First, this fascinating NYT article about Venice, one of the first capitalist states.  The basics, in case you’re run down your free NYT quota: Venice created the biggest trade network in the medieval Mediterranean.  The trading expeditions were handled by colleganze, essentially one-off joint-stock enterprises.  They were open to anyone who had the money to invest.

Until 1315, when Venice’s upper class– its 1%– instituted a change known as La Serrata, the closing.  Desiring to preserve their privileges, they created a formal list of who was in the oligarchy and banned new additions.  The power monopoly was soon extended to economic matters; the colleganze were banned.

The result was economic decline.  By 1500 the city was smaller than it had been in 1330, and it continued to shrink.  Meanwhile other cities overtook it in economic influence.  What the 1% think is good for them is usually a lousy idea for the general population, and ultimately even for themselves.

The other article is David Stockman’s devastating takedown of Mitt Romney’s “business experience”.

Except Mitt Romney was not a businessman; he was a master financial speculator who bought, sold, flipped, and stripped businesses.

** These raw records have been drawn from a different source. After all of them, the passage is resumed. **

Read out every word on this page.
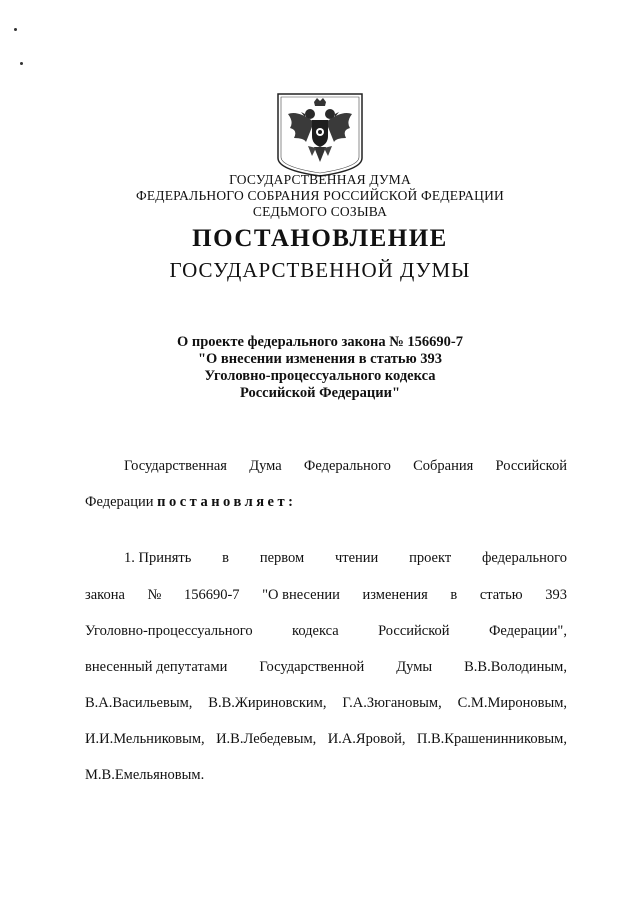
ГОСУДАРСТВЕННАЯ ДУМА
ФЕДЕРАЛЬНОГО СОБРАНИЯ РОССИЙСКОЙ ФЕДЕРАЦИИ
СЕДЬМОГО СОЗЫВА
ПОСТАНОВЛЕНИЕ
ГОСУДАРСТВЕННОЙ ДУМЫ
О проекте федерального закона № 156690-7
"О внесении изменения в статью 393
Уголовно-процессуального кодекса
Российской Федерации"
Государственная Дума Федерального Собрания Российской
Федерации постановляет:
1. Принять в первом чтении проект федерального
закона № 156690-7 "О внесении изменения в статью 393
Уголовно-процессуального	кодекса	Российской	Федерации",
внесенный депутатами Государственной Думы В.В.Володиным,
В.А.Васильевым, В.В.Жириновским, Г.А.Зюгановым, С.М.Мироновым,
И.И.Мельниковым, И.В.Лебедевым, И.А.Яровой, П.В.Крашенинниковым,
М.В.Емельяновым.
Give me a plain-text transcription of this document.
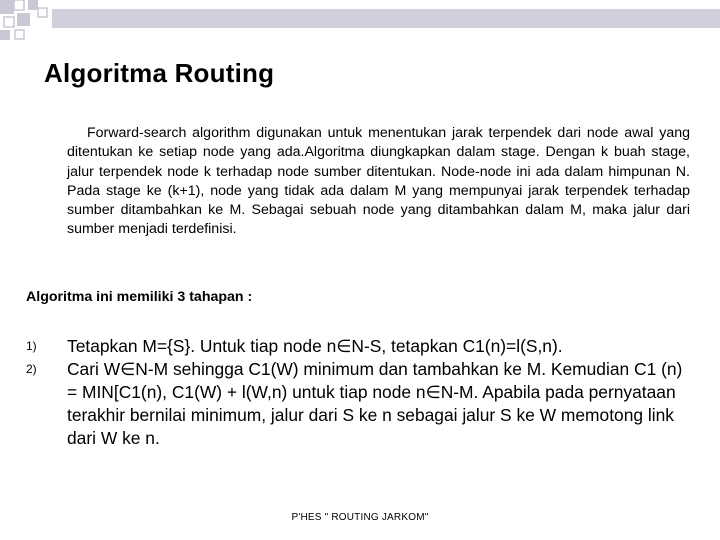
Algoritma Routing

Forward-search algorithm digunakan untuk menentukan jarak terpendek dari node awal yang ditentukan ke setiap node yang ada.Algoritma diungkapkan dalam stage. Dengan k buah stage, jalur terpendek node k terhadap node sumber ditentukan. Node-node ini ada dalam himpunan N. Pada stage ke (k+1), node yang tidak ada dalam M yang mempunyai jarak terpendek terhadap sumber ditambahkan ke M. Sebagai sebuah node yang ditambahkan dalam M, maka jalur dari sumber menjadi terdefinisi.

Algoritma ini memiliki 3 tahapan :
1) Tetapkan M={S}. Untuk tiap node n∈N-S, tetapkan C1(n)=l(S,n).
2) Cari W∈N-M sehingga C1(W) minimum dan tambahkan ke M. Kemudian C1 (n) = MIN[C1(n), C1(W) + l(W,n) untuk tiap node n∈N-M. Apabila pada pernyataan terakhir bernilai minimum, jalur dari S ke n sebagai jalur S ke W memotong link dari W ke n.
P'HES " ROUTING JARKOM"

He did not build enterprises the old-fashioned way—out of inspiration, perspiration, and a long slog in the free market fostering a new product, service, or process of production. Instead, he spent his 15 years raising debt in prodigious amounts on Wall Street so that Bain could purchase the pots and pans and castoffs of corporate America, leverage them to the hilt, gussy them up as reborn “roll-ups,” and then deliver them back to Wall Street for resale—the faster the better.

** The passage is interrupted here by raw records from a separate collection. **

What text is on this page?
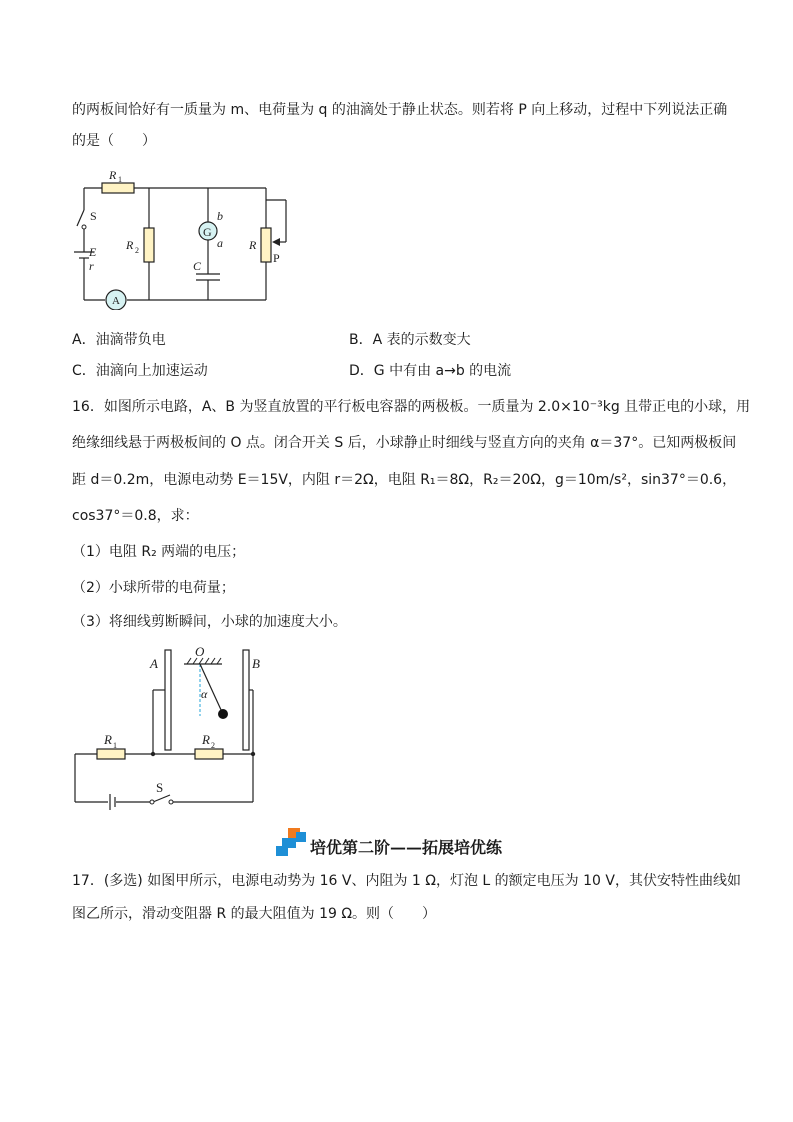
的两板间恰好有一质量为 m、电荷量为 q 的油滴处于静止状态。则若将 P 向上移动，过程中下列说法正确
的是（　　）
R 1
S
E
r
R 2
G
b
a
C
R
P
A
A．油滴带负电	B．A 表的示数变大
C．油滴向上加速运动	D．G 中有由 a→b 的电流
16．如图所示电路，A、B 为竖直放置的平行板电容器的两极板。一质量为 2.0×10⁻³kg 且带正电的小球，用
绝缘细线悬于两极板间的 O 点。闭合开关 S 后，小球静止时细线与竖直方向的夹角 α＝37°。已知两极板间
距 d＝0.2m，电源电动势 E＝15V，内阻 r＝2Ω，电阻 R₁＝8Ω，R₂＝20Ω，g＝10m/s²，sin37°＝0.6，
cos37°＝0.8，求：
（1）电阻 R₂ 两端的电压；
（2）小球所带的电荷量；
（3）将细线剪断瞬间，小球的加速度大小。
A	B
O
α
R 1	R 2
S
培优第二阶——拓展培优练
17．(多选) 如图甲所示，电源电动势为 16 V、内阻为 1 Ω，灯泡 L 的额定电压为 10 V，其伏安特性曲线如
图乙所示，滑动变阻器 R 的最大阻值为 19 Ω。则（　　）
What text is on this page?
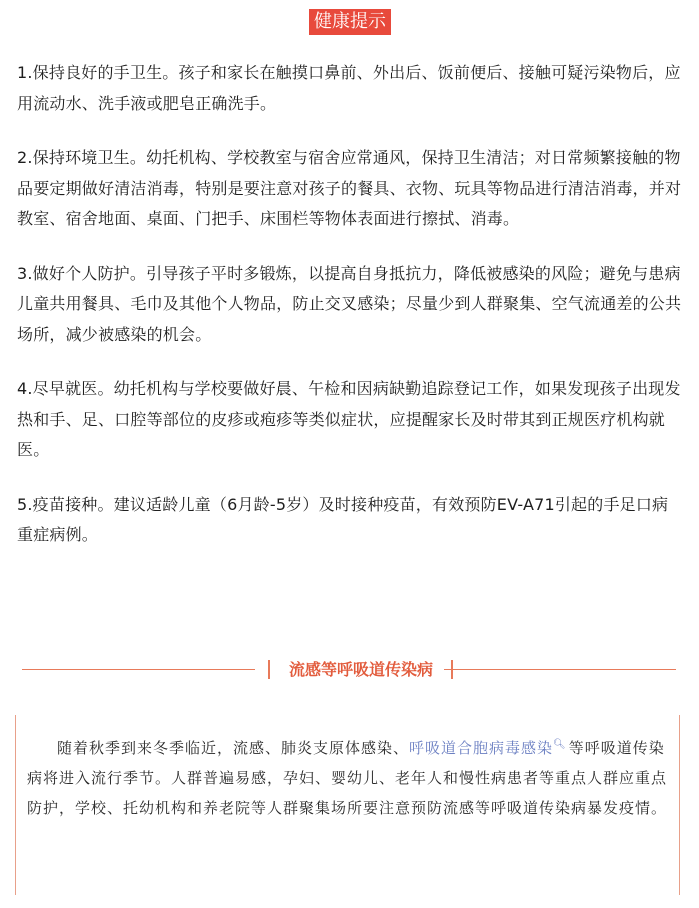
健康提示

1.保持良好的手卫生。孩子和家长在触摸口鼻前、外出后、饭前便后、接触可疑污染物后，应用流动水、洗手液或肥皂正确洗手。

2.保持环境卫生。幼托机构、学校教室与宿舍应常通风，保持卫生清洁；对日常频繁接触的物品要定期做好清洁消毒，特别是要注意对孩子的餐具、衣物、玩具等物品进行清洁消毒，并对教室、宿舍地面、桌面、门把手、床围栏等物体表面进行擦拭、消毒。

3.做好个人防护。引导孩子平时多锻炼，以提高自身抵抗力，降低被感染的风险；避免与患病儿童共用餐具、毛巾及其他个人物品，防止交叉感染；尽量少到人群聚集、空气流通差的公共场所，减少被感染的机会。

4.尽早就医。幼托机构与学校要做好晨、午检和因病缺勤追踪登记工作，如果发现孩子出现发热和手、足、口腔等部位的皮疹或疱疹等类似症状，应提醒家长及时带其到正规医疗机构就医。

5.疫苗接种。建议适龄儿童（6月龄-5岁）及时接种疫苗，有效预防EV-A71引起的手足口病重症病例。

流感等呼吸道传染病
随着秋季到来冬季临近，流感、肺炎支原体感染、呼吸道合胞病毒感染🔍︎ 等呼吸道传染病将进入流行季节。人群普遍易感，孕妇、婴幼儿、老年人和慢性病患者等重点人群应重点防护，学校、托幼机构和养老院等人群聚集场所要注意预防流感等呼吸道传染病暴发疫情。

That is the modus operandi of the leveraged-buyout business, and in an honest free-market economy, there wouldn’t be much scope for it because it creates little of economic value. But we have a rigged system—a regime of crony capitalism—where the tax code heavily favors debt and capital gains, and the central bank purposefully enables rampant speculation by propping up the price of financial assets and battering down the cost of leveraged finance….

In truth, LBOs are capitalism’s natural undertakers—vulture investors who feed on failing businesses. Due to bad policy, however, they have now become monsters of the financial midway that strip-mine cash from healthy businesses and recycle it mostly to the top 1 percent.

I wonder how the Randians convince themselves that Romney’s way of making money– mining companies, firing workers, leaving them highly indebted and letting them go bankrupt– is “making” rather than “taking”.